To qualify, you must have previously had Medicare because of ESRD, and you cannot currently be enrolled in (or expect to enroll in) other health coverage that includes immunosuppressive drug benefits. That means if you have a private plan, a Marketplace plan, Medicaid with drug coverage, TRICARE, or VA benefits, you’re not eligible for Part B-ID. You can enroll or disenroll at any time without penalty, but if you later get other coverage, you’re required to notify Social Security within 60 days.
This benefit covers the drugs themselves but not other medical care. It’s a safety net specifically designed for people who would otherwise lose access to the medications that keep their transplanted kidney functioning.
Who Pays for a Living Donor’s Costs
If someone donates a kidney to you, your insurance is generally responsible for their medical expenses related to the donation. This includes the donor’s evaluation, surgery, and immediate follow-up care. Living donors should not have to pay out of pocket for the medical side of the process.
However, the non-medical costs of donating a kidney can add up quickly: travel to the transplant center, lost wages during recovery, lodging, childcare. These expenses often fall on the donor personally. A federal program run by the Health Resources and Services Administration reimburses up to $6,000 of a living donor’s non-medical expenses (travel, lodging, meals, lost wages, childcare, and eldercare) when the donor can’t reasonably expect coverage from other sources. Despite this assistance, financial burden remains one of the most commonly cited barriers to living donation.

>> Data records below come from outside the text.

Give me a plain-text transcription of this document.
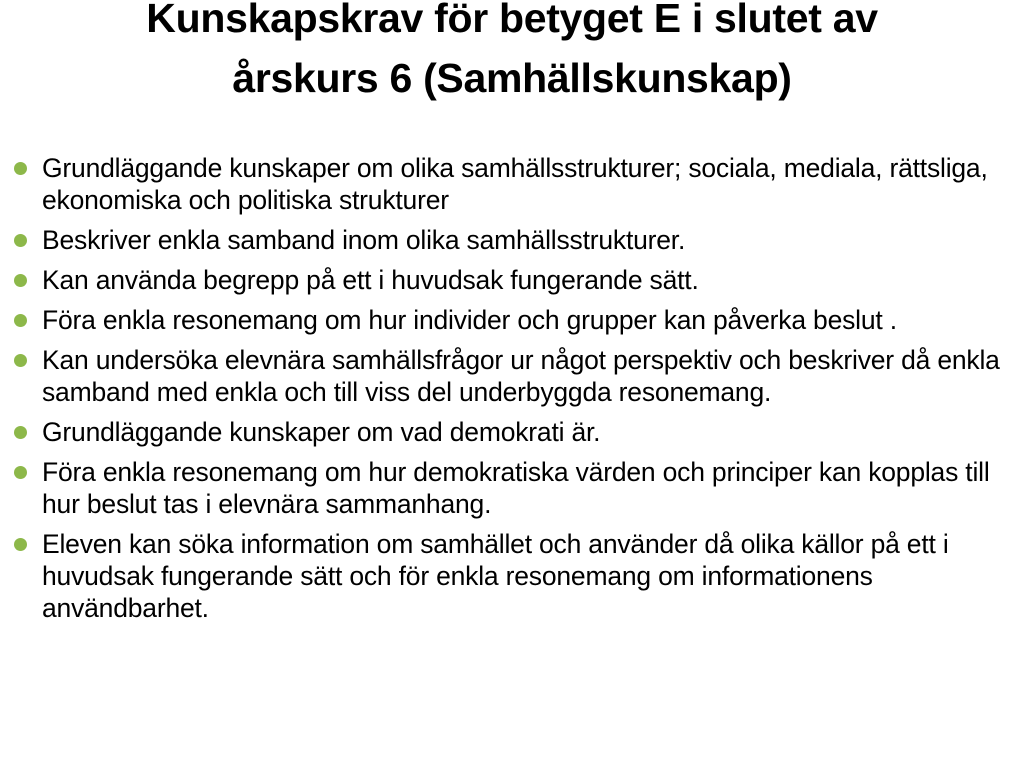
Kunskapskrav för betyget E i slutet av
årskurs 6 (Samhällskunskap)
Grundläggande kunskaper om olika samhällsstrukturer; sociala, mediala, rättsliga, ekonomiska och politiska strukturer
Beskriver enkla samband inom olika samhällsstrukturer.
Kan använda begrepp på ett i huvudsak fungerande sätt.
Föra enkla resonemang om hur individer och grupper kan påverka beslut .
Kan undersöka elevnära samhällsfrågor ur något perspektiv och beskriver då enkla samband med enkla och till viss del underbyggda resonemang.
Grundläggande kunskaper om vad demokrati är.
Föra enkla resonemang om hur demokratiska värden och principer kan kopplas till hur beslut tas i elevnära sammanhang.
Eleven kan söka information om samhället och använder då olika källor på ett i huvudsak fungerande sätt och för enkla resonemang om informationens användbarhet.
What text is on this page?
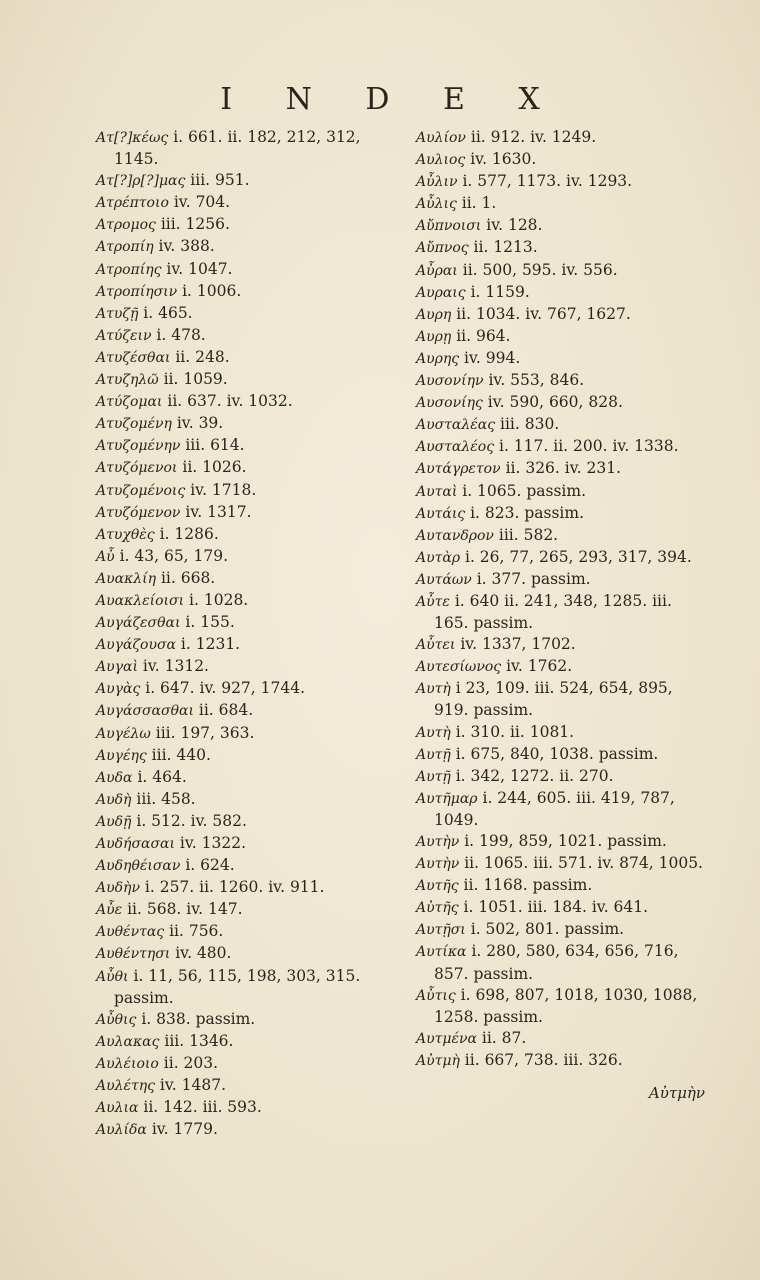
I N D E X
Ατ[?]κέως i. 661. ii. 182, 212, 312, 1145.
Ατ[?]ρ[?]μας iii. 951.
Ατρέπτοιο iv. 704.
Ατρομος iii. 1256.
Ατροπίη iv. 388.
Ατροπίης iv. 1047.
Ατροπίησιν i. 1006.
Ατυζῇ i. 465.
Ατύζειν i. 478.
Ατυζέσθαι ii. 248.
Ατυζηλῶ ii. 1059.
Ατύζομαι ii. 637. iv. 1032.
Ατυζομένη iv. 39.
Ατυζομένην iii. 614.
Ατυζόμενοι ii. 1026.
Ατυζομένοις iv. 1718.
Ατυζόμενον iv. 1317.
Ατυχθὲς i. 1286.
Αὖ i. 43, 65, 179.
Αυακλίη ii. 668.
Αυακλείοισι i. 1028.
Αυγάζεσθαι i. 155.
Αυγάζουσα i. 1231.
Αυγαὶ iv. 1312.
Αυγὰς i. 647. iv. 927, 1744.
Αυγάσσασθαι ii. 684.
Αυγέλω iii. 197, 363.
Αυγέης iii. 440.
Αυδα i. 464.
Αυδὴ iii. 458.
Αυδῇ i. 512. iv. 582.
Αυδήσασαι iv. 1322.
Αυδηθέισαν i. 624.
Αυδὴν i. 257. ii. 1260. iv. 911.
Αὖε ii. 568. iv. 147.
Αυθέντας ii. 756.
Αυθέντησι iv. 480.
Αὖθι i. 11, 56, 115, 198, 303, 315. passim.
Αὖθις i. 838. passim.
Αυλακας iii. 1346.
Αυλέιοιο ii. 203.
Αυλέτης iv. 1487.
Αυλια ii. 142. iii. 593.
Αυλίδα iv. 1779.
Αυλίον ii. 912. iv. 1249.
Αυλιος iv. 1630.
Αὖλιν i. 577, 1173. iv. 1293.
Αὖλις ii. 1.
Αὔπνοισι iv. 128.
Αὔπνος ii. 1213.
Αὖραι ii. 500, 595. iv. 556.
Αυραις i. 1159.
Αυρη ii. 1034. iv. 767, 1627.
Αυρῃ ii. 964.
Αυρης iv. 994.
Αυσονίην iv. 553, 846.
Αυσονίης iv. 590, 660, 828.
Αυσταλέας iii. 830.
Αυσταλέος i. 117. ii. 200. iv. 1338.
Αυτάγρετον ii. 326. iv. 231.
Αυταὶ i. 1065. passim.
Αυτάις i. 823. passim.
Αυτανδρον iii. 582.
Αυτὰρ i. 26, 77, 265, 293, 317, 394.
Αυτάων i. 377. passim.
Αὖτε i. 640 ii. 241, 348, 1285. iii. 165. passim.
Αὖτει iv. 1337, 1702.
Αυτεσίωνος iv. 1762.
Αυτὴ i 23, 109. iii. 524, 654, 895, 919. passim.
Αυτὴ i. 310. ii. 1081.
Αυτῇ i. 675, 840, 1038. passim.
Αυτῇ i. 342, 1272. ii. 270.
Αυτῆμαρ i. 244, 605. iii. 419, 787, 1049.
Αυτὴν i. 199, 859, 1021. passim.
Αυτὴν ii. 1065. iii. 571. iv. 874, 1005.
Αυτῆς ii. 1168. passim.
Αὐτῆς i. 1051. iii. 184. iv. 641.
Αυτῇσι i. 502, 801. passim.
Αυτίκα i. 280, 580, 634, 656, 716, 857. passim.
Αὖτις i. 698, 807, 1018, 1030, 1088, 1258. passim.
Αυτμένα ii. 87.
Αὐτμὴ ii. 667, 738. iii. 326.
Αὐτμὴν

Out-of-Pocket Costs to Expect
Even with good insurance, kidney transplant recipients face real out-of-pocket expenses. With Medicare alone, the 20% coinsurance on hospital stays, surgeon fees, and ongoing medications adds up. With private insurance, you’ll have deductibles, copays, and coinsurance that vary by plan. Anti-rejection drugs are a lifelong expense, and depending on your coverage, monthly copays for these medications can range from modest to several hundred dollars.
Beyond the direct medical costs, there are expenses that insurance rarely touches: transportation to frequent follow-up appointments (especially in the first year), time off work during recovery, and the cost of maintaining a secondary insurance policy to cover Medicare’s gaps.
Financial Assistance Programs
The American Kidney Fund runs a Health Insurance Premium Program (HIPP) that helps kidney failure patients who can’t afford their insurance premiums. In 2024, the program provided grants to nearly 58,000 patients nationwide. If you’re already receiving HIPP assistance for at least three consecutive months before your transplant, the program continues paying your premiums through the end of your plan year after the transplant.
Other organizations offer help with specific costs like copays for anti-rejection drugs, transportation, and living expenses during recovery. Your transplant center’s social worker or financial coordinator is typically the best starting point for identifying which programs you qualify for, since eligibility varies by income, location, and insurance type.